ACG Management, spécialisé dans l’investissement dans les PME françaises non cotées, a nommé Guillaume de Trogoff comme nouveau directeur général "à la suite de la démission de Jacques Vitali qui souhaite recentrer ses activités sur les investissements en Corse dans le cadre de sa fonction de directeur exécutif», annonce un communiqué. Guillaume de Trogoff était jusqu’ici directeur général délégué en charge de la stratégie des offres «produits», développement commercial, marketing et communication depuis février 2016, date à laquelle il a rejoint la société de gestion. La nomination a pris effet le 13 octobre.Guillaume de Trogoff, 42 ans, diplômé de l’Iseg, a démarré sa carrière en 1998 auprès des équipes de distribution des Caisses d’Epargne. En 2000, il a été nommé chef de projet marketing au sein du projet Zebank, dont il a participé au lancement. En 2005, il a intégré la société de gestion de David de Rothschild, Rothschild et Cie Gestion, en tant que responsable des partenariats pour Sélection R. En 2008 il rejoint APlus Finance, société de gestion indépendante, spécialisée dans le capital transmission, l’immobilier, le financement du cinéma et les fonds de fonds en tant que directeur commercial et associé.

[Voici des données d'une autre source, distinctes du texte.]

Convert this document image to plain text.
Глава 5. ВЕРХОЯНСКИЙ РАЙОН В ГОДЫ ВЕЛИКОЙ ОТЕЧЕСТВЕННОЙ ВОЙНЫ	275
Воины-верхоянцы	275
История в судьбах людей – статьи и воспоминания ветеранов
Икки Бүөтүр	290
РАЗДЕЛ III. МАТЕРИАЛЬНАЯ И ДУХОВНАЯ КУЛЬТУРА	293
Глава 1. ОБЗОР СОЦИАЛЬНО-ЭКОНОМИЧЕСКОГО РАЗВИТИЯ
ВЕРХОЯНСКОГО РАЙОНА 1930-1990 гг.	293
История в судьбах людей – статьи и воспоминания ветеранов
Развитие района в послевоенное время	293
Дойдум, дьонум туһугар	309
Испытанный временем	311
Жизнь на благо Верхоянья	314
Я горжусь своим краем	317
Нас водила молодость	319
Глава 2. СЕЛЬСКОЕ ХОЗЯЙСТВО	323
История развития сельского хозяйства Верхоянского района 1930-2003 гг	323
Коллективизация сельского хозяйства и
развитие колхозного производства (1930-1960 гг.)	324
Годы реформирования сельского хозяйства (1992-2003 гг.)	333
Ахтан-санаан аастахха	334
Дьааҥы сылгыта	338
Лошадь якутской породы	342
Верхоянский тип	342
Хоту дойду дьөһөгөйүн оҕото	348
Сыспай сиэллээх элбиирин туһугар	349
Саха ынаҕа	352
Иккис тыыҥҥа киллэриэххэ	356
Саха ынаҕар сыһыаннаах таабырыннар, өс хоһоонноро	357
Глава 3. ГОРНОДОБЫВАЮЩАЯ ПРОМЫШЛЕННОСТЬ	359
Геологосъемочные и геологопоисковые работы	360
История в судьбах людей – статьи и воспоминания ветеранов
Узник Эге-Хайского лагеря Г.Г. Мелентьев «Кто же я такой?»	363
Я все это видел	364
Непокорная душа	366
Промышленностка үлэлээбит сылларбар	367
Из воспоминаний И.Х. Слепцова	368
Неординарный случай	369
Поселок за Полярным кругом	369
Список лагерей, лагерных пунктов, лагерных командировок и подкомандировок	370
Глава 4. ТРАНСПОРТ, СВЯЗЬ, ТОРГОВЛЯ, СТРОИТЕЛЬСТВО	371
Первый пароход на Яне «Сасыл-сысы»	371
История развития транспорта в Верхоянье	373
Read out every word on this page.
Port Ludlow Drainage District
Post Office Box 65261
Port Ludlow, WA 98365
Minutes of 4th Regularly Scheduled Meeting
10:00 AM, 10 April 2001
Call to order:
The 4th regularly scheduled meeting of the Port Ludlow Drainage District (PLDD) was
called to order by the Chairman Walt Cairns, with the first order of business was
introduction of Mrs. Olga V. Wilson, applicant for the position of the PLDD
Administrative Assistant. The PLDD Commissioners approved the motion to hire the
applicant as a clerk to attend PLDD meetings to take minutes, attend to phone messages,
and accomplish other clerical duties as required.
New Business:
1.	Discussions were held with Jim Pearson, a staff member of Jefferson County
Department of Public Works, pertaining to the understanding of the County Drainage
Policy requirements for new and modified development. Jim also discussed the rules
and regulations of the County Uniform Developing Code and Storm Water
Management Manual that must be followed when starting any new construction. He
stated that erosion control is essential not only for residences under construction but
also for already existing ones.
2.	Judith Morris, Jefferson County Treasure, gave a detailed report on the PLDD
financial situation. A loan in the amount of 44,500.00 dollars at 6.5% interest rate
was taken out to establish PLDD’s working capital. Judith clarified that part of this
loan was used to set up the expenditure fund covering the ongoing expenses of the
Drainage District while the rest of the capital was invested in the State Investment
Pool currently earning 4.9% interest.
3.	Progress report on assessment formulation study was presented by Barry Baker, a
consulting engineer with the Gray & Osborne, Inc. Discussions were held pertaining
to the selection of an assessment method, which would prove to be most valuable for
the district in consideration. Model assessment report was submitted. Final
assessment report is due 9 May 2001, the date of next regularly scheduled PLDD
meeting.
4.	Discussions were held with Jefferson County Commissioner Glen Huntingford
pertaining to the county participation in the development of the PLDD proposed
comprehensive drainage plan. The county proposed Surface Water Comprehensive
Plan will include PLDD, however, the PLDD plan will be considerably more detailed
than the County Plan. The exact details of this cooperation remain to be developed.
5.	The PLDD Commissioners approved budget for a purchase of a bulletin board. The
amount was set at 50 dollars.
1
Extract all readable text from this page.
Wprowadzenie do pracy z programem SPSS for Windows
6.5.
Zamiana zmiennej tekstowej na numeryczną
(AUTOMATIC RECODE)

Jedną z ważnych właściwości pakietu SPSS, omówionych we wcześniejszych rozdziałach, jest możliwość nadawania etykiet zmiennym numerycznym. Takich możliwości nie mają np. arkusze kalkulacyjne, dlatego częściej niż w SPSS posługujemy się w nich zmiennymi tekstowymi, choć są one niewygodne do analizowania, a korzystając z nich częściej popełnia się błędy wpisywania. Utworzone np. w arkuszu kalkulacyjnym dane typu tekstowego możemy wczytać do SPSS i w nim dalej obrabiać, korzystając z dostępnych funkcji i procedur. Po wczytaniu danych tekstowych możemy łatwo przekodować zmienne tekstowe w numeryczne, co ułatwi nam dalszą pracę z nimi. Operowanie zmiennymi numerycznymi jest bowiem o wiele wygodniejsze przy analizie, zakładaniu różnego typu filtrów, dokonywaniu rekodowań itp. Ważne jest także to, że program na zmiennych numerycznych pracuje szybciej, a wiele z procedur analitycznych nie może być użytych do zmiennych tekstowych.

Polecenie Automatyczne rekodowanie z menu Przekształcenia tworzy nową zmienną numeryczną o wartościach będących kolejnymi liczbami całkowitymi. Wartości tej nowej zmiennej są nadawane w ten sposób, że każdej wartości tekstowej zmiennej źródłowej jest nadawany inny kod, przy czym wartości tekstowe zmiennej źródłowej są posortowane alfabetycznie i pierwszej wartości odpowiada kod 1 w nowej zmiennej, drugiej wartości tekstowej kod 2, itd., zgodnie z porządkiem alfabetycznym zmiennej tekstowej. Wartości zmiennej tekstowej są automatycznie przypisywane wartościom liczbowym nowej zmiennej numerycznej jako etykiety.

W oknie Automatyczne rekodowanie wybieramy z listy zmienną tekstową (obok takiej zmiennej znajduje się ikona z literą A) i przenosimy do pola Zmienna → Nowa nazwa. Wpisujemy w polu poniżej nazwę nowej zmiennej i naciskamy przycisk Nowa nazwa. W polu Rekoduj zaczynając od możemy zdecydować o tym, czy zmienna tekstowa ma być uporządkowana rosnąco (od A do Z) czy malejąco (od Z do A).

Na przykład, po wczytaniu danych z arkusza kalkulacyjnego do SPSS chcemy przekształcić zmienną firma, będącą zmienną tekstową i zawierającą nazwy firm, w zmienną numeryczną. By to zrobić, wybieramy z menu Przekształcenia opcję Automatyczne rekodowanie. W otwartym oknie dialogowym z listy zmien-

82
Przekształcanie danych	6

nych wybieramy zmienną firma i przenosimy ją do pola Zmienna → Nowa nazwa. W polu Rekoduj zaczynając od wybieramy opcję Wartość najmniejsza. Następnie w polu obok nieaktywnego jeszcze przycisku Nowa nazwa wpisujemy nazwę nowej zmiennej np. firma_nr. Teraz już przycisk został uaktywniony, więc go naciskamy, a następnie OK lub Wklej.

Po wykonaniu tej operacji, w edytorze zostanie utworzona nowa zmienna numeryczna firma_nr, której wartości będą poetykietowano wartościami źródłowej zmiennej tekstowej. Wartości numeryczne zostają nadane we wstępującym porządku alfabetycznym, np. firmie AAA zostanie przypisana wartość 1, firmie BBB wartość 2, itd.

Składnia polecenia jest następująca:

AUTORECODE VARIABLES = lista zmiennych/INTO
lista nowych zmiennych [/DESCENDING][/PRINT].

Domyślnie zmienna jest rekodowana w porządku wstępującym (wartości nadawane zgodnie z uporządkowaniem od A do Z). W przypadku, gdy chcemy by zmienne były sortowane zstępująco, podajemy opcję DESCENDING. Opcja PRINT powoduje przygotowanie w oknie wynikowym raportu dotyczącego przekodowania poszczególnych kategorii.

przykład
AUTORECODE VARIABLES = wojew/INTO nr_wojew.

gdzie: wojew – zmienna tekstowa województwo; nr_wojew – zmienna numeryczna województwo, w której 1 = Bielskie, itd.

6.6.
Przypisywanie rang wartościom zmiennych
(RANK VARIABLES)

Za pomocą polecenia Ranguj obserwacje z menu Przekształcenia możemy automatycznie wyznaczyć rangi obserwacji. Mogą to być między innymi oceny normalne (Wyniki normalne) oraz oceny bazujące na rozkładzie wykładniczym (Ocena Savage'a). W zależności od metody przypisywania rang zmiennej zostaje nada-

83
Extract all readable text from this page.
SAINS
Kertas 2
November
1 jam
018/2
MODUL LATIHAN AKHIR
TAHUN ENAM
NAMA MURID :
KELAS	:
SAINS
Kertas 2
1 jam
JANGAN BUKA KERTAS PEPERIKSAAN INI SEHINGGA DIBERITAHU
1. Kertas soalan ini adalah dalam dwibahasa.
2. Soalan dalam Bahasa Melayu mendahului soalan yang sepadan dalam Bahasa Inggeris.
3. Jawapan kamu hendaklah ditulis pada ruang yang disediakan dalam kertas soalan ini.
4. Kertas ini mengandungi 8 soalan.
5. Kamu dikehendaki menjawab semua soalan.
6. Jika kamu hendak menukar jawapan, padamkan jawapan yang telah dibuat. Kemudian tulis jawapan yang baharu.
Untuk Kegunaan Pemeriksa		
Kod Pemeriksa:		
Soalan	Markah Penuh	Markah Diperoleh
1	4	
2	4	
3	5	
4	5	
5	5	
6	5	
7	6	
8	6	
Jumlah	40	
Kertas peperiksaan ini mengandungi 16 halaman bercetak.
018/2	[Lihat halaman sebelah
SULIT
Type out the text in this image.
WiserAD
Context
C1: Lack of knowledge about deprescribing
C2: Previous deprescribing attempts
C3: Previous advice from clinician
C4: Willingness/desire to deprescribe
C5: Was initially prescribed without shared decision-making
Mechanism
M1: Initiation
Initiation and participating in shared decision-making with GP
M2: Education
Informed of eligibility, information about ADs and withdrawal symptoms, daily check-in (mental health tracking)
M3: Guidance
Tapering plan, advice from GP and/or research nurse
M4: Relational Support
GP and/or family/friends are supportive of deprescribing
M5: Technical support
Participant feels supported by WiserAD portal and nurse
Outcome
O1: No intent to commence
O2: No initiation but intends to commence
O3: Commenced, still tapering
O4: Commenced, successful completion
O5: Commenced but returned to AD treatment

Le groupe américain Blackstone, qui gère quelque 361 milliards de dollars à fin septembre, a dégagé au troisième trimestre un résultat net économique, qui prend en compte les plus- ou moins-values, de 687 millions de dollars alors qu’il avait subi une perte de 416 millions de dollars entre juillet et septembre 2015. Le pôle immobilier notamment, le plus important du groupe, a enregistré une multiplication par presque 7 de ses commissions de surperformance à 366,8 millions de dollars. Les investissements dans l'énergie ont également produit des résultats positifs alors qu’ils étaient dans le rouge un an plus tôt.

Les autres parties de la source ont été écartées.